All you really need is 2 power connectors to the card (older PSUs have 1). You can check what kind of lane configuration your board has and what the card needs (8x/16x). Also the PCI-e version can limit the speed. I'd go for 700w or more, would save you from having to get a new one with the next upgrade. Even my 4 core CPU eats over 200w in stress and I can see that growing in the future unless the CPU architecture changes.
 
You need to make sure you have a PCIe lane qwe... 4x/8x/16x doesn't matter, it needs to be 1x or so to bottleneck it


It depends on your video card what PSU you need, but with PSU it's more branding that matters and number of watts (amperage) present on the 12v rail. What you want is a 500w PSU with most of the wattage being possible on the 12v rail for a 6950/6970 or whatever. I've had a 500w antec psu loaded with a 5870 for the past couple months without a hiccup (while also running an overclocked quad core)

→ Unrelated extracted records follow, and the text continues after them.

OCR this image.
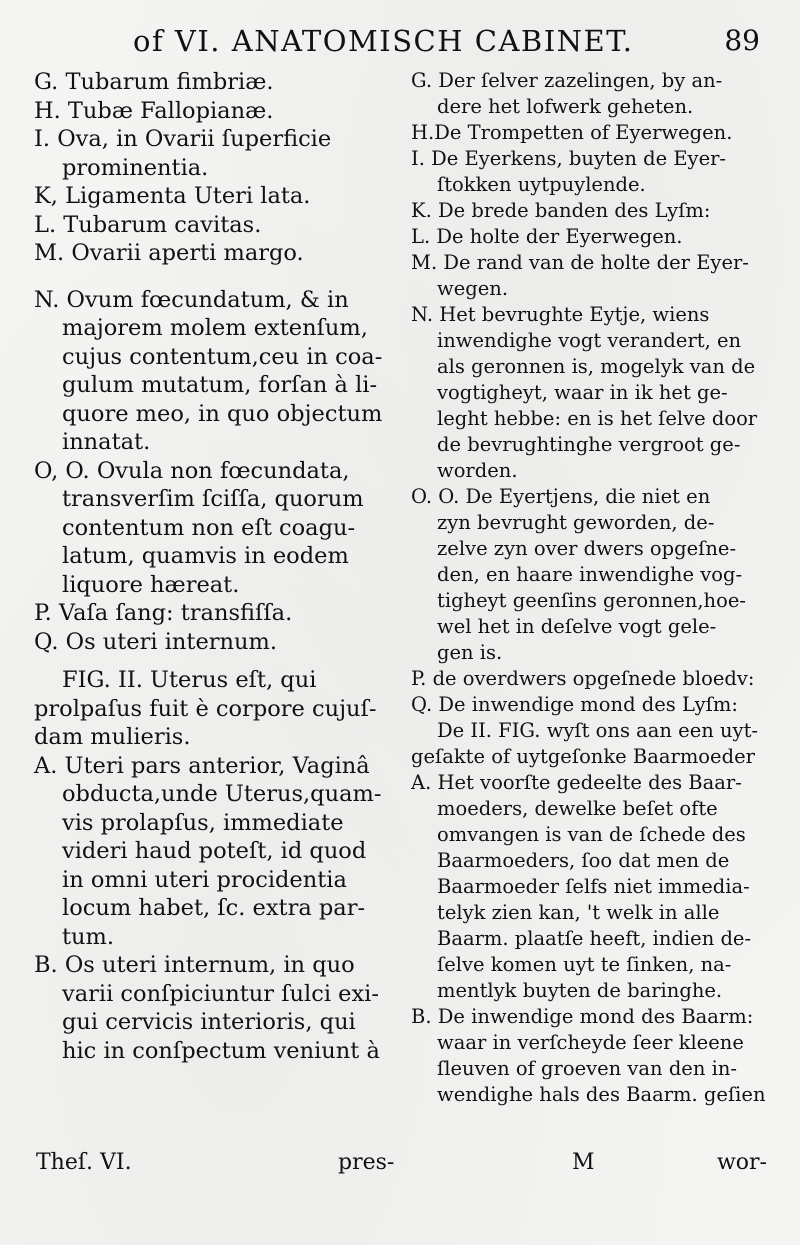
of VI. ANATOMISCH CABINET.	89
G. Tubarum fimbriæ.
H. Tubæ Fallopianæ.
I. Ova, in Ovarii ſuperficie
prominentia.
K, Ligamenta Uteri lata.
L. Tubarum cavitas.
M. Ovarii aperti margo.
N. Ovum fœcundatum, & in
majorem molem extenſum,
cujus contentum,ceu in coa-
gulum mutatum, forſan à li-
quore meo, in quo objectum
innatat.
O, O. Ovula non fœcundata,
transverſim ſciſſa, quorum
contentum non eſt coagu-
latum, quamvis in eodem
liquore hæreat.
P. Vaſa ſang: transfiſſa.
Q. Os uteri internum.
FIG. II. Uterus eſt, qui
prolpaſus fuit è corpore cujuſ-
dam mulieris.
A. Uteri pars anterior, Vaginâ
obducta,unde Uterus,quam-
vis prolapſus, immediate
videri haud poteſt, id quod
in omni uteri procidentia
locum habet, ſc. extra par-
tum.
B. Os uteri internum, in quo
varii conſpiciuntur ſulci exi-
gui cervicis interioris, qui
hic in conſpectum veniunt à
G. Der ſelver zazelingen, by an-
dere het lofwerk geheten.
H.De Trompetten of Eyerwegen.
I. De Eyerkens, buyten de Eyer-
ſtokken uytpuylende.
K. De brede banden des Lyſm:
L. De holte der Eyerwegen.
M. De rand van de holte der Eyer-
wegen.
N. Het bevrughte Eytje, wiens
inwendighe vogt verandert, en
als geronnen is, mogelyk van de
vogtigheyt, waar in ik het ge-
leght hebbe: en is het ſelve door
de bevrughtinghe vergroot ge-
worden.
O. O. De Eyertjens, die niet en
zyn bevrught geworden, de-
zelve zyn over dwers opgeſne-
den, en haare inwendighe vog-
tigheyt geenſins geronnen,hoe-
wel het in deſelve vogt gele-
gen is.
P. de overdwers opgeſnede bloedv:
Q. De inwendige mond des Lyſm:
De II. FIG. wyſt ons aan een uyt-
geſakte of uytgeſonke Baarmoeder
A. Het voorſte gedeelte des Baar-
moeders, dewelke beſet ofte
omvangen is van de ſchede des
Baarmoeders, ſoo dat men de
Baarmoeder ſelfs niet immedia-
telyk zien kan, 't welk in alle
Baarm. plaatſe heeft, indien de-
ſelve komen uyt te ſinken, na-
mentlyk buyten de baringhe.
B. De inwendige mond des Baarm:
waar in verſcheyde ſeer kleene
ſleuven of groeven van den in-
wendighe hals des Baarm. geſien
Theſ. VI.	pres-	M	wor-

PSU manufacturers to buy are:
Corsair
Antec
PC Power and Cooling
Zalman

I would myself grab this one while it's still on sale for $40 after rebate: http://www.newegg.com/Product/Product.aspx?Item=N82E16817371031
 
So who exactly is paying real money for this stuff? And what do they get in return?

Investors.... The price of bitcoin has been going up like crazy over the past year, if you had invested two months ago you'd have made 500% at the current price.

It's a speculative market like anything else, it peaked at $30 a few weeks ago and then declined to $12 earlier today, now it's back around 13.50$. It's governed by the rules of economics like pretty much any other supply of a commodity that is determined by deflation.